Je n’arrivais pas à croire que la conversation prenne ce tour, et j’ai bondi : « Et Babaji, alors ? Personne n’a l’air d’apporter la preuve qu’il ait jamais vécu, mais lui, on en parle ! »
Andrew s’esclaffa : « Les sages immortels, c’est une chose, mais il est incontestable que ça fait cinquante ans que Sri Aurobindo est sous terre. Je sais que pendant quatre jours, son corps n’a pas commencé à se décomposer, et que cela a étonné les médecins, mais je n’aimerais pas le voir maintenant ».
« Bon, mais Swami Vivekananda est dans ce numéro, et il ne crève pas vraiment le top 50 des conférences, hein ? »
Avec ce coup-là, j’étais sûr de l’emporter.
« Ça va bien de publier un extrait du livre d’un quidam, répondit Andrew, mais tu demandes qu’on t’expédie jusqu’en Inde pour faire une recherche en profondeur sur quelqu’un dont on peut tout savoir en consultant le net. »
« Ecoute, insistai-je, on est en train de faire un numéro sur l’éveil évolutif ; il y en a combien qui savent seulement de quoi il retourne ? De nos jours, tout le monde croit que l’éveil, c’est l’aboutissement, le final merveilleux, l’ultime explosion dans le nirvana sans retour. Mais Sri Aurobindo a COMPRIS, et il a été le premier à comprendre. Et il l’a compris comme peu l’ont jamais compris depuis. C’est sûr que les gens peuvent se renseigner sur lui en consultant le net, mais il faut qu’avant, ils découvrent à quel point il était étonnant. C’est pour ça que je veux faire cet article, pour le leur dire. Et pour le faire vraiment comme il faut, je pense qu’il faut que j’aille en Inde, pour visiter son ashram et parler avec les gens qui l’ont connu, pour saisir la vraie histoire, de l’intérieur. »
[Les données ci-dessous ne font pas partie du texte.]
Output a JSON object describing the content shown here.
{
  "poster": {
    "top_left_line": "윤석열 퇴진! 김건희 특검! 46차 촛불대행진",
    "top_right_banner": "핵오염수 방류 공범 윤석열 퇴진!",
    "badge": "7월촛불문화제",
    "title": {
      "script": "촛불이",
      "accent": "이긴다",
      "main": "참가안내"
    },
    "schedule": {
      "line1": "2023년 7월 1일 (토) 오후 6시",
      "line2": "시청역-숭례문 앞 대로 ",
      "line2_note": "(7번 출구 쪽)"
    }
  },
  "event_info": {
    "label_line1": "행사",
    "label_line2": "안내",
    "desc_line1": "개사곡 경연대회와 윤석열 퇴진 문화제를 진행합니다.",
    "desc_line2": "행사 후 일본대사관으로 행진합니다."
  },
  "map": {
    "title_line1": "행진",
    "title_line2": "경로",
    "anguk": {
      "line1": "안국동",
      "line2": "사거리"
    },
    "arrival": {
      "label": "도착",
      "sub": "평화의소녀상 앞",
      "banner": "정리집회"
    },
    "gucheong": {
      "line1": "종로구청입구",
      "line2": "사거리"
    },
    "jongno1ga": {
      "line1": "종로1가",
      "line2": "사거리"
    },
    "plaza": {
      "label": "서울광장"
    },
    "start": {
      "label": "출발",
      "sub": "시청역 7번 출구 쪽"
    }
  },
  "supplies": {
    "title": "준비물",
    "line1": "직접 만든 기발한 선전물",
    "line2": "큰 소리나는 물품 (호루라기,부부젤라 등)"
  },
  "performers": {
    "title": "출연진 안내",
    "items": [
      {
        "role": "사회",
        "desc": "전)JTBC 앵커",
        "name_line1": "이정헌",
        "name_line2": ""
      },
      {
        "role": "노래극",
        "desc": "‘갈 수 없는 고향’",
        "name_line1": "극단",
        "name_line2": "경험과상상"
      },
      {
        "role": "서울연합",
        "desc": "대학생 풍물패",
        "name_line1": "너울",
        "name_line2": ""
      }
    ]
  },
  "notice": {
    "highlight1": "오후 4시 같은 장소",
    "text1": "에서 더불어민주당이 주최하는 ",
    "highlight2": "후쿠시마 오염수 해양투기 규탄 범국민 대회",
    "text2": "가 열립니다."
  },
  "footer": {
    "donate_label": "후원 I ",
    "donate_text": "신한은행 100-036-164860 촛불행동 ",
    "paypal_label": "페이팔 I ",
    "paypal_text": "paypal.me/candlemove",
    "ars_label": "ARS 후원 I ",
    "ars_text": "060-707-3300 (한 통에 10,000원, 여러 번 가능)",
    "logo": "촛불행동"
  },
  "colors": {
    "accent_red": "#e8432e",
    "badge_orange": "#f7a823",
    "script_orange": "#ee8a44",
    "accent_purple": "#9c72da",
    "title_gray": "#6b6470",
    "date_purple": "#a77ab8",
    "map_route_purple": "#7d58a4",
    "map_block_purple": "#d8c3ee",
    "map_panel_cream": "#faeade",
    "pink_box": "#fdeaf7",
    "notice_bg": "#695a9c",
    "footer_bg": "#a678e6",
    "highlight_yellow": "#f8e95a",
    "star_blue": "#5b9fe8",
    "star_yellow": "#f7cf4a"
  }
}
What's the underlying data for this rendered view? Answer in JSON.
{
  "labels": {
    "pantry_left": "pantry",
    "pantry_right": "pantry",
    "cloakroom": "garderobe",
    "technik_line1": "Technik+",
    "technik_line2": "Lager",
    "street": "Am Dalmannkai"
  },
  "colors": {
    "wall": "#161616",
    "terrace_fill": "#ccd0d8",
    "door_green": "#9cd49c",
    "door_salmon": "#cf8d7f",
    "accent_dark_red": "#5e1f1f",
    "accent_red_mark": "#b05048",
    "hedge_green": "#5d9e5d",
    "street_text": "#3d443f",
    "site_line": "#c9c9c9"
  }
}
Andrew me fit signe de m’asseoir et dit : « Ecoute, ça va. Je ne peux pas discuter ce que tu dis, et je ne dirai pas qu’il n’est pas question que tu le fasses, mais avant que je sois d’accord pour t’envoyer à l’autre bout du monde, il faut que tu trouves comme un biais, une façon de ramener Sri Aurobindo à la vie qui soit dans le coup, moderne, intrigant, et par-dessus tout, qui colle à l’éveil au vingt et unième siècle. Ce ne peut pas être seulement une resucée de la vieille histoire. Penses-y, et on en reparlera demain. »
Et tandis que nous mettions un point final à notre conférence de rédaction quotidienne, je ne pouvais faire davantage pour contenir mon excitation. Cela avait été rude, mais j’avais mis un pied dans la porte, comme je l’espérais.
J’étais arrivé à cette réunion de l’après-midi, avec une pile de livres sur le sage Sri Aurobindo, ce pionnier du vingtième siècle, en sachant que j’avais des dispositions pour ce travail. Même si je ne doutais pas de l’extrême respect qu’avait chaque membre de l’équipe pour son œuvre, je savais qu’une histoire dont la vedette était un grand personnage du passé, qui plus est dans un numéro sur l’avenir, était dure à vendre.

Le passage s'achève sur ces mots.